The Mets won both of those games, but in his third start Saturday, Harvey virtually took them out of it by serving a fastball that Jonathan Villar sent just inside the left-field foul pole for a three-run homer in the second inning.
Two innings later, Jett Bandy, who had hit all of 15 home runs in his previous three major league seasons, rifled a 2-0 fastball into the left-field seats to give Milwaukee a 4-0 lead. The Brewers got their final run on a homer by Orlando Arcia off Hansel Robles in the ninth.
Harvey, who looked dominant in the first inning, hitting 95 mph on the radar gun and needing just 11 pitches to get the first three outs, gradually lost the steam on his fastball. It was measured at 91 to 93 mph for the remainder of his outing.

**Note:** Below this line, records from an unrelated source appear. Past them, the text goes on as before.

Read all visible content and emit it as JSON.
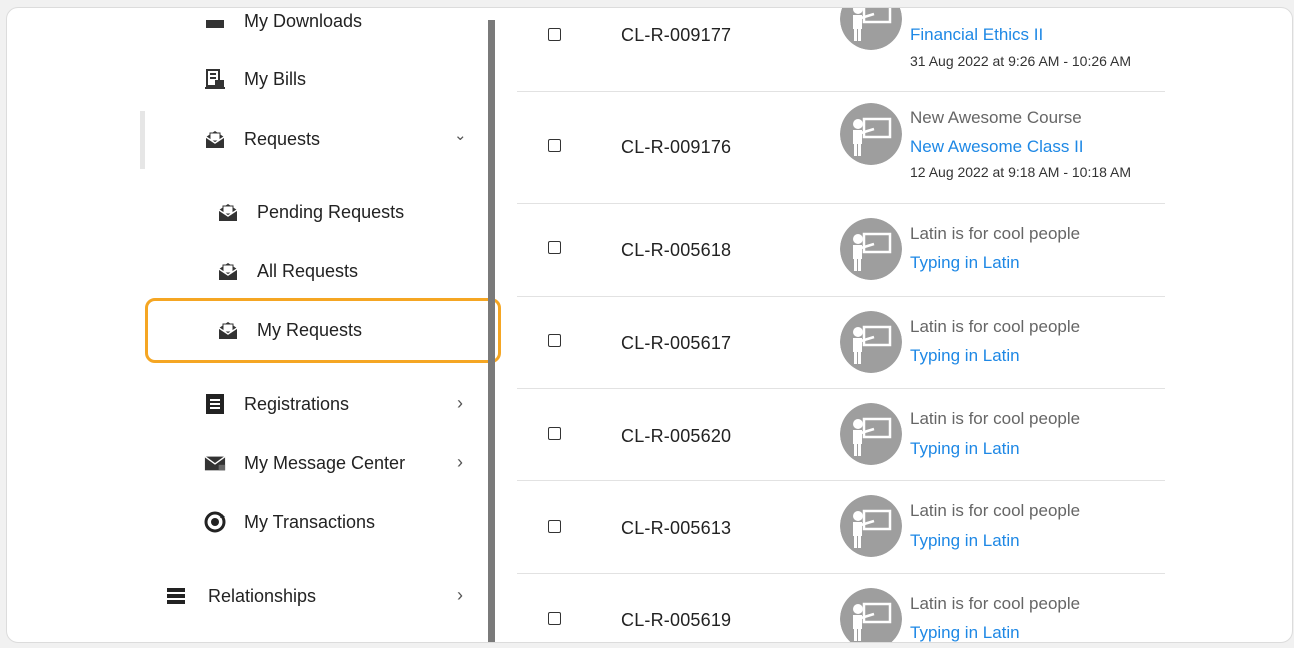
{
  "sidebar": {
    "items": [
      {
        "label": "My Downloads",
        "icon": "download-icon"
      },
      {
        "label": "My Bills",
        "icon": "bill-icon"
      },
      {
        "label": "Requests",
        "icon": "requests-icon",
        "chevron": "⌄"
      },
      {
        "label": "Pending Requests",
        "icon": "requests-icon"
      },
      {
        "label": "All Requests",
        "icon": "requests-icon"
      },
      {
        "label": "My Requests",
        "icon": "requests-icon"
      },
      {
        "label": "Registrations",
        "icon": "registrations-icon",
        "chevron": "›"
      },
      {
        "label": "My Message Center",
        "icon": "mail-icon",
        "chevron": "›"
      },
      {
        "label": "My Transactions",
        "icon": "transactions-icon"
      },
      {
        "label": "Relationships",
        "icon": "relationships-icon",
        "chevron": "›"
      }
    ],
    "highlighted_item": "My Requests"
  },
  "table": {
    "rows": [
      {
        "id": "CL-R-009177",
        "course": "",
        "class": "Financial Ethics II",
        "datetime": "31 Aug 2022 at 9:26 AM - 10:26 AM"
      },
      {
        "id": "CL-R-009176",
        "course": "New Awesome Course",
        "class": "New Awesome Class II",
        "datetime": "12 Aug 2022 at 9:18 AM - 10:18 AM"
      },
      {
        "id": "CL-R-005618",
        "course": "Latin is for cool people",
        "class": "Typing in Latin",
        "datetime": ""
      },
      {
        "id": "CL-R-005617",
        "course": "Latin is for cool people",
        "class": "Typing in Latin",
        "datetime": ""
      },
      {
        "id": "CL-R-005620",
        "course": "Latin is for cool people",
        "class": "Typing in Latin",
        "datetime": ""
      },
      {
        "id": "CL-R-005613",
        "course": "Latin is for cool people",
        "class": "Typing in Latin",
        "datetime": ""
      },
      {
        "id": "CL-R-005619",
        "course": "Latin is for cool people",
        "class": "Typing in Latin",
        "datetime": ""
      }
    ]
  },
  "colors": {
    "highlight": "#f5a623",
    "link": "#1e88e5",
    "avatar": "#9e9e9e"
  }
}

Yet he stubbornly stuck to that pitch and his slider, which had been a lethal combination in the seasons before injuries robbed him of the lightning in his right arm.
“I think I got fastball- and slider-happy in the first couple of innings and put myself behind,” said Harvey, who fell to 0-1 with a 4.80 ERA.
But manager Mickey Callaway saw the problem as Harvey’s not trusting his secondary pitches, his change-up and curveball, enough to keep the Brewers off balance.
“I just didn’t quite see the confidence that I had seen in him before,” Callaway said. “Tonight I didn’t see him attack as well as I’d seen him throughout spring training and the first couple of starts. I think everybody has to use all their pitches to kind of offset guys at times. You have to show the other ones at least, even if you don’t have a great feel for them.”
Paul Sewald replaced Harvey and was effective, pitching three hitless innings and striking out five. But once again, the Mets needed four innings out of their bullpen, underscoring another early-season concern for Callaway.
Relief work from Robert Gsellman and Seth Lugo, former starters who have no trouble throwing multiple innings, has eased the burden somewhat. But as Callaway pointed out before the game, “Historically, if you lead the league in bullpen innings, you’re going to lose about 96 games.”
Considering the Mets’ hot start, that seems highly unlikely.
“It’s Game 13, you know?” outfielder Jay Bruce said. “We’ve got a lot of games left, and I look forward to those.”